[MD] What Pragmatism Is
Christoffer Ivarsson
IvarssonChristoffer at hotmail.com
Thu Feb 21 05:21:28 PST 2008
Good Post. Thank You for that. It's always Good to try to straighten things
out so that we know what we are talking about.
Chris
> From: Matt Kundert
> The meaning of pragmatism as a tradition of philosophical thinking has
> been contested by those on the outside, and also intermurally by those
> within it.
>
> I think the time has come for both sides, critics and purveyors, to move
> beyond the idea that "pragmatism" means "practicality." There are many
> linguistic landmines having to do with common usage, common sense,
> original usage, philosophical usage, etc. The classical pragmatists,
> Peirce, James, Dewey, amongst others (Schiller, Mead, etc.), surely had
> their reasons for using various rhetorical framings. But the core of
> pragmatism as it has been worked out through the years has nothing (and
> everything) to do with "practicality."
>
> The parenthetical is there to remind people that the classical rhetoric
> isn't completely worn out. The insight they had was that things only
> became true or false in practice.
>
> Pragmatism is the thesis that theory, thinking, metaphysics, philosophy,
> academics, poetry, math, education, school, business, baseball,
> _everything_--everything is useful if it has a use. Tautological, yes,
> but notice the shift in focus: truth is what works, but _what is it
> working --for--_? _What_ is its use?
>
> Everything is relative to a purpose. Theory and philosophy have uses.
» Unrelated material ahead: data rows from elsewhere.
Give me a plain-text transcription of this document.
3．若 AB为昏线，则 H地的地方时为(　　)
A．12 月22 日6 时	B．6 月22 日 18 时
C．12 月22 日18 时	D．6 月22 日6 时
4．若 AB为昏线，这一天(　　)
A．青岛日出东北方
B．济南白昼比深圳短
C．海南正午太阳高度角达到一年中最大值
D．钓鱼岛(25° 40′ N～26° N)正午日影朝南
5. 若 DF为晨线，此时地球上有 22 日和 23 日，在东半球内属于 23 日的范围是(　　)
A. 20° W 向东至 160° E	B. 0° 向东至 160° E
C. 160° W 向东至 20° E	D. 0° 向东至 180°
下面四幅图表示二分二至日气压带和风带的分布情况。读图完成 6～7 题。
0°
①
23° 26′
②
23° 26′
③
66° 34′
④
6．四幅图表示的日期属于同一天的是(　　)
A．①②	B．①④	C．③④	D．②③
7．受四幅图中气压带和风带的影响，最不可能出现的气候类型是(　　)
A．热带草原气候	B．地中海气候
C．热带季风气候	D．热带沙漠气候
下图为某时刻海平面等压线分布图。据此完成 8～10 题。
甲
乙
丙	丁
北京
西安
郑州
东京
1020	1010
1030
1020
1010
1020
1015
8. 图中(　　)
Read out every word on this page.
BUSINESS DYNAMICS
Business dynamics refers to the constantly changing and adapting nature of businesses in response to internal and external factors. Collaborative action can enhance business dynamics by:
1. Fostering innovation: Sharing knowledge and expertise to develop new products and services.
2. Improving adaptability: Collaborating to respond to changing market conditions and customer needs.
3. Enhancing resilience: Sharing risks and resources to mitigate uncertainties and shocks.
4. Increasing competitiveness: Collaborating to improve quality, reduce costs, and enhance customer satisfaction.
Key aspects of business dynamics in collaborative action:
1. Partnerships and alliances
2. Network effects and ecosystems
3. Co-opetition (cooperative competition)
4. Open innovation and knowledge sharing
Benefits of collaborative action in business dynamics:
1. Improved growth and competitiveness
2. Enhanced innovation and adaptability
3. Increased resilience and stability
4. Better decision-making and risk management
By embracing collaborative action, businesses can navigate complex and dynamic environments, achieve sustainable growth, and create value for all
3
> They are true, they are worth keeping, if we can figure out to what
> purpose that they are useful for. Pragmatism is antithetical to Kant and
> Plato and essentialism because they deny, not the thing-in-itself, but the
> _thing-for-itself_. As Pirsig taught us, everything _is_ value and value
> is always relative to something _valuing it_. (Pirsig's redescription of
> causation: B _values_ precondition A.)
>
> Pragmatism doesn't destroy philosophy, nor does it let the Nazi's win.
> Pragmatism is the core of Socrates' message, it cuts out the bullcrap
> created over the last 2500 years and gets back to the reason Socrates
> started up his cross-examinations in the first place: know thyself; the
> unexamined life is not worth living. At the core of pragmatism is the
> call to examine the purposes to which we perform various activities. Know
> why you are doing them. If it serves no purpose, cut it out. If it does,
> could anything serve it better? Is the purpose it serves a good one?
> Might there be better purposes?
>
> Pragmatism is a return to philosophy as it should be done. Pragmatism
> returns us to the practice of life, to the experience of life. There are
> many purposes that aren't "practical," not at least to the common usage of
> the term. But pragmatism isn't about being practical, it is about knowing
> why we do things. It is about asking, "Okay, it works. But for whom?"